Paul Revere cleverly used propaganda to help spark the American Revolution.
A trio of Laurel Middle School students made their case for Revere's actions in a documentary they premiered on Saturday morning at the National History Day contest at Montana State University Billings.
The 10-minute piece was one of five documentaries presented to judges by middle and high school students at the regional competition.
About 60 students from Billings Catholic Central High, Lewis and Clark Middle School and Laurel Middle School took part. Regional winners from elsewhere will join the Billings winners at the state contest on April 21 in Helena.
This year, students were asked to base their work on the theme of "Revolution, Reaction, Reform in History."
In addition to the documentaries, students could present a museum exhibit, a website or a traditional paper. Exhibits included a painted display that described the political and religious revolution of "Dante's Inferno," and another that detailed the music of the Harlem Renaissance, complete with an old-fashioned radio playing jazzy tunes.
National History Day has two parts to it, said Dr. Tom Rust, history professor at MSUB. Some of the work is done in the classroom, and students have the option of entering their work in the contest.
"We have about 1,500 students statewide that are doing this in the classroom, but not all participate in the contest," he said. "The contest adds a nice incentive."
The nationwide program, Rust said, is aimed at nurturing interest in historical research and comprehension among students in grades six through 12. In Montana, National History Day lapsed for about 20 years before Rust resurrected it four years ago.

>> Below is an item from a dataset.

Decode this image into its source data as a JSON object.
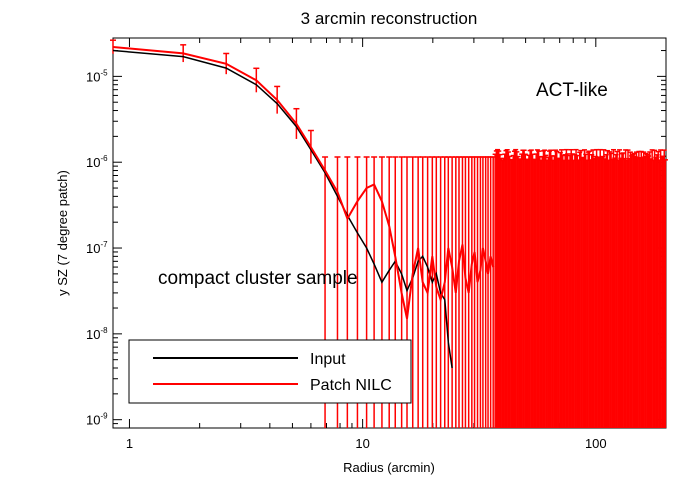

The first year brought two schools and 30 students.
"Last year at state we had 168 students," Rust said. "That's not counting everyone who did a project and didn't compete or didn't go to state."
One student from each state will have his or her exhibit on display for one day at the Smithsonian Museum of American History. The top two in each category from both the high school and middle school divisions at the state event will be eligible to take part in the national competition during the second week in June.
"And from each level you can revise your project, based on feedback from the judges," Rust said. "So it's not one and done. You can constantly be honing your skills each time and, in my opinion, that's the best part of it."
Laurel middle-schoolers Paige Hodges, Courtney Hallock and Taylor Ludwig spent the first quarter of the school year researching Paul Revere and his role in inciting the American Revolution. It took them another couple of months to create the documentary.
They showed the video and then answered questions for a trio of the judges. The piece talked about an etching Revere did based on the Boston Massacre that tweaked a few details of the actual event.
He turned an African-American lying on the ground into a white man, the girls said, to garner more of the colonists' sympathy. He changed the name of the Royal Custom House into Butcher Hall.
And he drew British soldier Capt. Thomas Preston as a "villainous character," they said, even though Preston didn't give the order to fire on the civilians.
"It was a catalyst for the fight for independence," Courtney said.
The girls decided to look into that particular incident, Paige told the judges, because their teacher, Amy Caldeira, showed them the drawing "and we wanted to see what was in the picture that made people want to fight."
Caldeira, who brought nine students for the first time to the National History Day, said she hopes to increase that number next year.
"It helps them to learn research, which I think is the biggest part," Caldeira said.
It also inspires the students to go more in-depth into topics that interest them. The students also find out how to approach historical study.
"It helped them learn that you can have a thesis and it can change," Caldeira said. "If it's not following what you thought at first, it's OK to change your ideas about something."
Shane Fairbanks, who teaches European and U.S. history at Central High, has been part of National History Day since Rust resurrected it.
"I love it, I think it's a great learning opportunity," Fairbanks said.
Some of his students have gone onto the national competition, and they truly become experts in their areas of study.
"There's time in our class discussions where we'll get to one of their topics and I will say ‘Hey, you take over,' and they will start talking about what they know, and they really like that," Fairbanks said.